Calcium ( $\text{Ca}$ )
- $n(\text{CO}_2) = 2.20 / 44.0 = 0.050\text{ mol}$ .
- Ratio $\text{M}_2\text{CO}_3 : \text{CO}_2 = 1 : 1 \implies n(\text{M}_2\text{CO}_3) = 0.050\text{ mol}$ .

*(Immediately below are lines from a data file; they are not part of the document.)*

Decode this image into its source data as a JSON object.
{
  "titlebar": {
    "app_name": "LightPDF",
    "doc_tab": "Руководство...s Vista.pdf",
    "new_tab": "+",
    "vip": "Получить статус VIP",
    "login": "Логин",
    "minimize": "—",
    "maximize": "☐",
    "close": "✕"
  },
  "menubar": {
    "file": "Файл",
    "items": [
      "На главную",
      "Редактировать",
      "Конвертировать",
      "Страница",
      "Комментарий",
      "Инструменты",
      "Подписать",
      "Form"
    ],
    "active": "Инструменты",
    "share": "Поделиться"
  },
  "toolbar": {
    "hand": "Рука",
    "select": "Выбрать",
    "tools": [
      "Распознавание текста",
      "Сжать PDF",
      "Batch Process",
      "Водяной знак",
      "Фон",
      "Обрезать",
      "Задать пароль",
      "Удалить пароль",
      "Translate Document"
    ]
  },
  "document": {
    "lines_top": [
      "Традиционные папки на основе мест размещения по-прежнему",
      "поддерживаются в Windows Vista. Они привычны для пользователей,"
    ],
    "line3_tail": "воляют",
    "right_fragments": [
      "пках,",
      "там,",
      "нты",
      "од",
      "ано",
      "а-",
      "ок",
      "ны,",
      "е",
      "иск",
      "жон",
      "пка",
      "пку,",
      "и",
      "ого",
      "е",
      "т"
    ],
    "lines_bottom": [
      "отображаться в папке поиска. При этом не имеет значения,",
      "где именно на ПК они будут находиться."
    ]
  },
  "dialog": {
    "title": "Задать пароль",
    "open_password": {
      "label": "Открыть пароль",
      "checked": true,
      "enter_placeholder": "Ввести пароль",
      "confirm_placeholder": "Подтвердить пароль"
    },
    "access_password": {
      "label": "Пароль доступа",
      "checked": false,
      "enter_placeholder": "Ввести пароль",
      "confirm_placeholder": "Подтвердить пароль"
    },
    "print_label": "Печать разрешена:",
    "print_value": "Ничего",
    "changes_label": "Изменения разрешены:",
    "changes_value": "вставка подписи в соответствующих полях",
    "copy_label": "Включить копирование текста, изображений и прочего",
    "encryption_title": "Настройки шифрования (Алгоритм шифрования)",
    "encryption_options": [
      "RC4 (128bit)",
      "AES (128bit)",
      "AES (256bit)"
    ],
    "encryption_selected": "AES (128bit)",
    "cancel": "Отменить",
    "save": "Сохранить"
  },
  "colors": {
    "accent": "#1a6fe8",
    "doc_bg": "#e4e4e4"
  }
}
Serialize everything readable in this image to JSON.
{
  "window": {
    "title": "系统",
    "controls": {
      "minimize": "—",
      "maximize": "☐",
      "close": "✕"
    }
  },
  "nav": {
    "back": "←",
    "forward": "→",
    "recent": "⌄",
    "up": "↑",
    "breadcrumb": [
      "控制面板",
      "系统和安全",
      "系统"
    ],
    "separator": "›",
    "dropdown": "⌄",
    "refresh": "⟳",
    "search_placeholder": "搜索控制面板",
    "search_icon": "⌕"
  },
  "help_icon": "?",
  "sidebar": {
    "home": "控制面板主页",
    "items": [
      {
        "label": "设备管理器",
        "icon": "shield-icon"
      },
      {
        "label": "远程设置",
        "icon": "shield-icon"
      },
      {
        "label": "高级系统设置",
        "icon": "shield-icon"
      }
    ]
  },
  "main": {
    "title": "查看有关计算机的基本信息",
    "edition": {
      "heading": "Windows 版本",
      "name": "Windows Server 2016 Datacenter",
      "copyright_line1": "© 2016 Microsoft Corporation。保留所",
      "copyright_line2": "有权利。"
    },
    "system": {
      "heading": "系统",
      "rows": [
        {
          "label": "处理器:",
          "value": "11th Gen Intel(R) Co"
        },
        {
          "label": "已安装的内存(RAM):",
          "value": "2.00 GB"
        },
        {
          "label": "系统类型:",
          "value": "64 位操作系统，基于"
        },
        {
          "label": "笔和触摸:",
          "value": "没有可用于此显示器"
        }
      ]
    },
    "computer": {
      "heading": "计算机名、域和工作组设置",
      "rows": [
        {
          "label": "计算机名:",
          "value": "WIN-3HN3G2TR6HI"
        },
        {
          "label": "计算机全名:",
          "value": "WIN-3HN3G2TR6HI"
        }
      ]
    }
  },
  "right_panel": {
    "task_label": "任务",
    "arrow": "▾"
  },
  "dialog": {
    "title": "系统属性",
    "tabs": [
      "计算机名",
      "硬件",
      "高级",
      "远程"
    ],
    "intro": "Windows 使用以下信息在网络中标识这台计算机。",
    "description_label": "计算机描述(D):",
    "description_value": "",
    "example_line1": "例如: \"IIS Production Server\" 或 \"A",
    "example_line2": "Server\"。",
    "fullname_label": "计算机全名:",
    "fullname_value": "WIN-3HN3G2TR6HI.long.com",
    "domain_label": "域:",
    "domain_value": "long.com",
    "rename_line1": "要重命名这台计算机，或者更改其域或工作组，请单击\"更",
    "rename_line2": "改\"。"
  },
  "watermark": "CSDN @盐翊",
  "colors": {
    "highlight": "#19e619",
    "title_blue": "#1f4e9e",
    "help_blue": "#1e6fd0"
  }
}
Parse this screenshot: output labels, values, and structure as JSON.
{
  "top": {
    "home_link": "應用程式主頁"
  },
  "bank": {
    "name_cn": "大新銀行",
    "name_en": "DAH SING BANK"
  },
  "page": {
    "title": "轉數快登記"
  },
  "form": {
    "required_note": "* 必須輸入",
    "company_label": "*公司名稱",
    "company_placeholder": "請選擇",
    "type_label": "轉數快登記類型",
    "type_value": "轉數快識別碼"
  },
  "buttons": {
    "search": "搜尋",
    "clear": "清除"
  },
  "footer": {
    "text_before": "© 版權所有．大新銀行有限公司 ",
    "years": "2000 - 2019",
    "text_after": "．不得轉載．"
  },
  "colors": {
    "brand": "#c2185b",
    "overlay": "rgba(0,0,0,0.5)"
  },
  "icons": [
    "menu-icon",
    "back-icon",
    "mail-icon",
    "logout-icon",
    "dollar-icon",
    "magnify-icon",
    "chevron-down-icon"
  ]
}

- $M(\text{M}_2\text{CO}_3) = 10.0 / 0.050 = 200\text{ g mol}^{-1}$ .
- $2M + 12 + 48 = 200 \implies 2M = 140 \implies M = 70\text{ g mol}^{-1}$ .
- Metal is Gallium (Ga) or similar. (Wait, if $M=40$ for $\text{Ca}$ , $M(\text{CaCO}_3) = 100$ . If $10\text{ g}$ is $0.1\text{ mol}$ , $\text{CO}_2$ would be $4.4\text{ g}$ . For $2.2\text{ g} \text{CO}_2$ , $n=0.05$ . $M=200$ . $2M=140, M=70$ . Metal is Gallium).
- Marking: 1 mark for moles $\text{CO}_2$ , 1 mark for molar mass of salt, 1 mark for $2M$ , 1 mark for identity.